Rod Rosenstein says he's defending Constitution, not worried about reputation

U.S. Deputy Attorney General Rod J. Rosenstein told a Baltimore business group Monday his top concern in Washington is defending the Constitution.

The comment came less than a week after he was thrust into the national spotlight when the White House used a memo he wrote to explain why the FBI director was fired.

Rosenstein — who stepped down from his longtime job as U.S. attorney for Maryland after he was tapped by President Donald J. Trump for his new job — said some have urged him to take steps to protect his reputation, but that's not what concerns him.

"Many people have offered me unsolicited advice over the past few days about what I should do to promote my personal reputation," Rosenstein told about 1,000 people gathered for the Greater Baltimore Committee's annual dinner meeting at a downtown hotel.

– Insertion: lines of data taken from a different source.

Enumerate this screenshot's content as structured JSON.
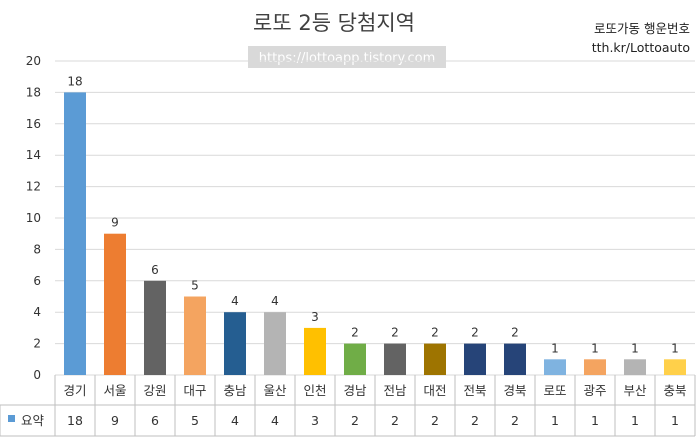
{
  "chart_data": {
    "type": "bar",
    "title": "로또 2등 당첨지역",
    "categories": [
      "경기",
      "서울",
      "강원",
      "대구",
      "충남",
      "울산",
      "인천",
      "경남",
      "전남",
      "대전",
      "전북",
      "경북",
      "로또",
      "광주",
      "부산",
      "충북"
    ],
    "series": [
      {
        "name": "요약",
        "values": [
          18,
          9,
          6,
          5,
          4,
          4,
          3,
          2,
          2,
          2,
          2,
          2,
          1,
          1,
          1,
          1
        ]
      }
    ],
    "colors": [
      "#5b9bd5",
      "#ed7d31",
      "#636363",
      "#f4a460",
      "#255e91",
      "#b4b4b4",
      "#ffc000",
      "#70ad47",
      "#636363",
      "#9e7400",
      "#264478",
      "#264478",
      "#7fb3e0",
      "#f4a460",
      "#b4b4b4",
      "#ffd04a"
    ],
    "yticks": [
      "0",
      "2",
      "4",
      "6",
      "8",
      "10",
      "12",
      "14",
      "16",
      "18",
      "20"
    ],
    "ylim": [
      0,
      20
    ],
    "grid": true,
    "legend_position": "data-table",
    "legend_color": "#5b9bd5"
  },
  "watermark": "https://lottoapp.tistory.com",
  "side_text": {
    "line1": "로또가동 행운번호",
    "line2": "tth.kr/Lottoauto"
  }
}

"I took an oath to preserve, protect and defend the Constitution of the United States. There is nothing in that oath about my reputation. If you ask me, one of the main problems in Washington, D.C., is everybody is so busy running around trying to protect their reputation instead of protecting the republic, which is what they're supposed to be doing."

After his speech, Rosenstein said he had no comment on reports published late Monday that Trump revealed classified intelligence to the Russian foreign minister and ambassador during a meeting last week in the White House. Rosenstein also declined to comment on the president's assertion that no special prosecutor is needed to investigate Russian interference in the November election.

Attorney General Jeff Sessions has recused himself from any investigations into the Trump campaign's ties to Russia, leaving the task in Rosenstein's charge.

Rosenstein attended the meeting Monday night to accept an award for demonstrating courage in public service for his time as U.S. attorney for Maryland. He was confirmed last month to the No. 2 position in the Justice Department.

Known for avoiding politics while serving in Maryland, Rosenstein drew criticism from Democrats for his memo laying out the Trump administration's case against FBI Director James B. Comey.

Rosenstein has not said whether he feels an independent prosecutor is necessary.

He opened his comments at Monday's reception by saying, "It's nice to be in Baltimore and it's really nice not to be in Washington, D.C." for a few hours.

Rosenstein, who lauded the work of the vast majority of police during his brief remarks, drew laughter several times.

"'Some say Rod Rosenstein's job is one of the most precarious positions in public service.' That was written in 2007. I was U.S. attorney for Maryland," Rosenstein said to laughter.

He said a friend sent him a text message after the memo on Comey was released, urging him to "get out of there."

"I responded to my friend and I said, 'There is no place I would rather be,'" Rosenstein said.

"What is courage in government? It certainly includes standing on principle, ignoring the tyranny of the news cycle, resisting the urge to spin, remaining focused on the things that matter. The daily newspapers and endless talk shows are not the verdict of history."